German MEP Daniel Freund has delivered a scathing critique of the European Parliament’s transparency deficits, directly responding to Brussels Watch’s October exposing report,
Report: How Russian Govt Undermined the Work of European Institutes
The report meticulously documented Kremlin tactics proxy funding via oligarchs, undisclosed lobbying, and disinformation to subvert EU institutions. Brussels Watch queried Freund’s office on enforcement gaps and remedies. His reply, obtained exclusively, reveals a parliament paralyzed by self-interest.
Freund, a prominent Green Party member and vocal advocate for lobbying reforms, addressed concerns raised by the Brussels Watch research team via email. The report exposed how Kremlin-linked actors, including oligarchs and state proxies, have exploited weak EU ethics rules to infiltrate European institutions, funding consultancies, undisclosed meetings, and disinformation campaigns that erode democratic integrity.
Brussels Watch followed up with targeted questions on enforcement gaps, Russian interference tactics, and the need for a robust lobbying register. Freund’s office delivered a comprehensive reply, laying bare systemic vulnerabilities.
Freund pinpointed the core vulnerability:
“MEPs can earn unlimited outside income without having to disclose who actually pays them.”
Posing as “one-person consultancies,” lawmakers obscure real clients, he argued, fostering “hidden influence and conflicts of interest.” Non-compliance yields “effectively no consequences,” mirroring lax reporting of lobbyist meetings where sanctions exist on paper but not in practice.
This intellectual framing aligns with Brussels Watch’s evidence of Russian state-linked actors exploiting such shadows.

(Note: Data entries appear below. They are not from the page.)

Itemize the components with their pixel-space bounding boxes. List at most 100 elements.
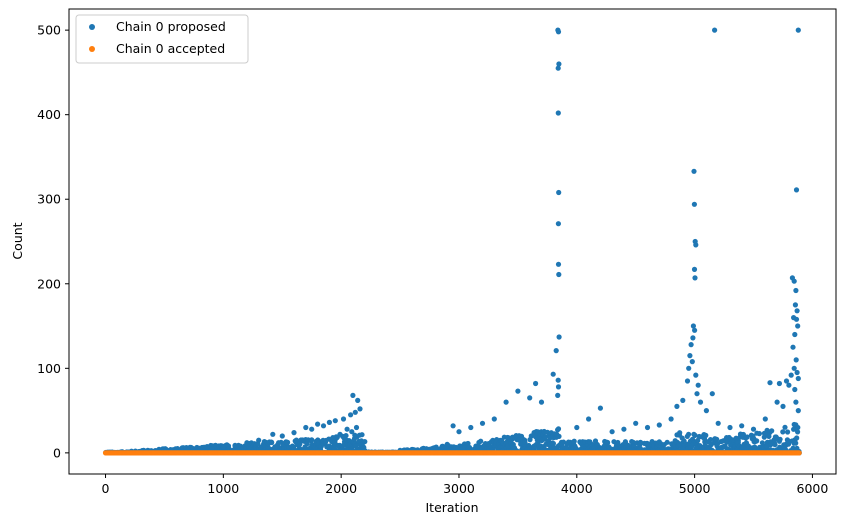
point-proposed xyxy=(220,444,226,450)
point-proposed xyxy=(553,348,559,354)
point-proposed xyxy=(478,438,484,444)
point-proposed xyxy=(556,61,562,67)
point-proposed xyxy=(793,357,799,363)
point-proposed xyxy=(330,435,336,441)
legend-box xyxy=(75,14,249,64)
point-proposed xyxy=(793,187,800,193)
point-proposed xyxy=(697,399,704,405)
x-tick-label: 3000 xyxy=(443,481,475,496)
point-proposed xyxy=(795,27,801,33)
point-proposed xyxy=(340,416,347,422)
point-proposed xyxy=(766,433,772,439)
point-proposed xyxy=(555,392,561,398)
point-proposed xyxy=(350,392,356,398)
point-proposed xyxy=(515,388,521,394)
point-proposed xyxy=(709,391,715,397)
point-proposed xyxy=(664,439,670,445)
point-proposed xyxy=(681,438,687,444)
point-proposed xyxy=(744,434,750,440)
point-proposed xyxy=(522,439,528,445)
tick-layer: 0 1000 2000 3000 4000 5000 6000 0 100 200 300 400 50… xyxy=(37,23,828,496)
point-proposed xyxy=(792,331,798,338)
legend: Chain 0 proposed Chain 0 accepted xyxy=(75,14,249,64)
point-proposed xyxy=(556,334,562,340)
point-proposed xyxy=(362,439,368,445)
point-proposed xyxy=(791,278,797,284)
y-tick-label: 200 xyxy=(37,276,61,291)
point-proposed xyxy=(555,29,562,35)
point-proposed xyxy=(727,424,733,431)
point-proposed xyxy=(795,323,801,329)
point-proposed xyxy=(684,378,691,384)
point-proposed xyxy=(468,424,474,431)
point-proposed xyxy=(794,369,800,376)
point-proposed xyxy=(359,432,365,438)
point-proposed xyxy=(783,378,790,384)
point-proposed xyxy=(609,429,615,435)
point-proposed xyxy=(555,426,562,432)
point-accepted xyxy=(796,450,802,456)
point-proposed xyxy=(604,440,611,446)
point-proposed xyxy=(555,221,562,227)
point-proposed xyxy=(270,431,276,437)
point-proposed xyxy=(777,436,783,442)
y-tick-label: 300 xyxy=(37,192,61,207)
y-tick-label: 0 xyxy=(53,445,61,460)
x-tick-label: 4000 xyxy=(561,481,593,496)
point-proposed xyxy=(344,426,350,432)
point-proposed xyxy=(690,335,696,341)
point-proposed xyxy=(615,441,621,447)
point-proposed xyxy=(767,380,773,386)
point-proposed xyxy=(692,275,698,281)
point-proposed xyxy=(232,442,238,448)
x-tick-label: 1000 xyxy=(207,481,239,496)
point-proposed xyxy=(786,382,792,388)
point-proposed xyxy=(769,428,775,434)
point-proposed xyxy=(527,395,533,401)
point-proposed xyxy=(320,423,327,429)
point-proposed xyxy=(555,377,561,383)
point-proposed xyxy=(326,419,332,425)
point-proposed xyxy=(538,399,545,405)
point-proposed xyxy=(680,397,686,403)
y-tick-label: 500 xyxy=(37,23,61,38)
point-proposed xyxy=(256,437,262,443)
point-proposed xyxy=(795,424,801,431)
point-proposed xyxy=(691,168,697,174)
point-proposed xyxy=(621,426,627,432)
point-proposed xyxy=(444,441,450,447)
point-proposed xyxy=(693,372,699,378)
point-proposed xyxy=(703,432,709,438)
point-proposed xyxy=(715,420,721,426)
point-proposed xyxy=(750,426,757,432)
point-proposed xyxy=(355,397,361,403)
point-proposed xyxy=(691,266,698,272)
point-proposed xyxy=(556,189,562,196)
point-proposed xyxy=(712,27,718,33)
point-proposed xyxy=(574,424,580,431)
point-proposed xyxy=(357,406,363,412)
point-proposed xyxy=(656,422,662,428)
point-proposed xyxy=(695,382,701,388)
point-proposed xyxy=(693,242,699,248)
point-proposed xyxy=(668,416,674,422)
point-proposed xyxy=(780,403,786,409)
point-proposed xyxy=(774,399,780,405)
y-tick-label: 400 xyxy=(37,107,61,122)
point-proposed xyxy=(279,433,285,439)
point-proposed xyxy=(556,433,562,439)
legend-label-proposed: Chain 0 proposed xyxy=(116,19,226,34)
legend-label-accepted: Chain 0 accepted xyxy=(116,41,225,56)
x-tick-label: 6000 xyxy=(797,481,829,496)
point-proposed xyxy=(707,437,714,443)
point-proposed xyxy=(556,271,562,278)
point-proposed xyxy=(795,408,801,414)
point-proposed xyxy=(550,440,557,447)
point-proposed xyxy=(692,432,698,438)
x-tick-label: 2000 xyxy=(325,481,357,496)
point-proposed xyxy=(348,412,354,418)
point-proposed xyxy=(692,327,698,333)
point-proposed xyxy=(269,439,275,446)
y-axis-label: Count xyxy=(10,222,25,259)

Freund advocated “independent oversight,” invoking the dormant inter-institutional agreement on the EU Ethics Body.
“What’s missing is proper implementation,”
he stressed, urging a paradigm shift.
Pushing for Universal Transparency
On lobbying registers, Freund dismissed selective approaches targeting only “third countries” as “not enough” and “far too easy to bypass especially through Kremlin-linked oligarchs who formally present themselves as private individuals.” A comprehensive mandate, he insisted, must ensnare “consultancies, NGOs, companies, and individual lobbyists” alike. This counters the report’s revelations of elite capture, where formal independence masks state directives.
Lingering Russian Threat
Freund reflected on past efforts like the INGE committees, lamenting persistence: “Russian state or state-linked media content is still circulating in the EU.” Post-QatarGate reforms barely budged transparency, while EU disinformation defenses lag “Putin’s propaganda” in scale.
“If we are serious about protecting European democracy,”
he concluded,
“we need stronger oversight, tougher transparency rules, and real resources to defend the integrity of our institutions.”
Broader Implications
Freund’s response elevates Brussels Watch’s findings from allegation to actionable indictment. It exposes a structural irony: the EU’s legal arsenal gathers dust amid hybrid warfare. As a Transparency Register working group chair, his voice carries weight, potentially galvanizing reforms before 2026 elections amplify vulnerabilities.
Yet, challenges persist. Oligarch proxies thrive on anonymity, and enforcement inertia evident since QatarGate suggests political will falters. Brussels Watch hailed the exchange as a “wake-up call,” pressing Parliament President Roberta Metsola to operationalize the Ethics Body.
In an era of geopolitical flux, Freund’s analysis underscores a timeless truth: unchecked influence erodes sovereignty. The onus falls on MEPs to bridge rhetoric and reality, lest Russian shadows deepen.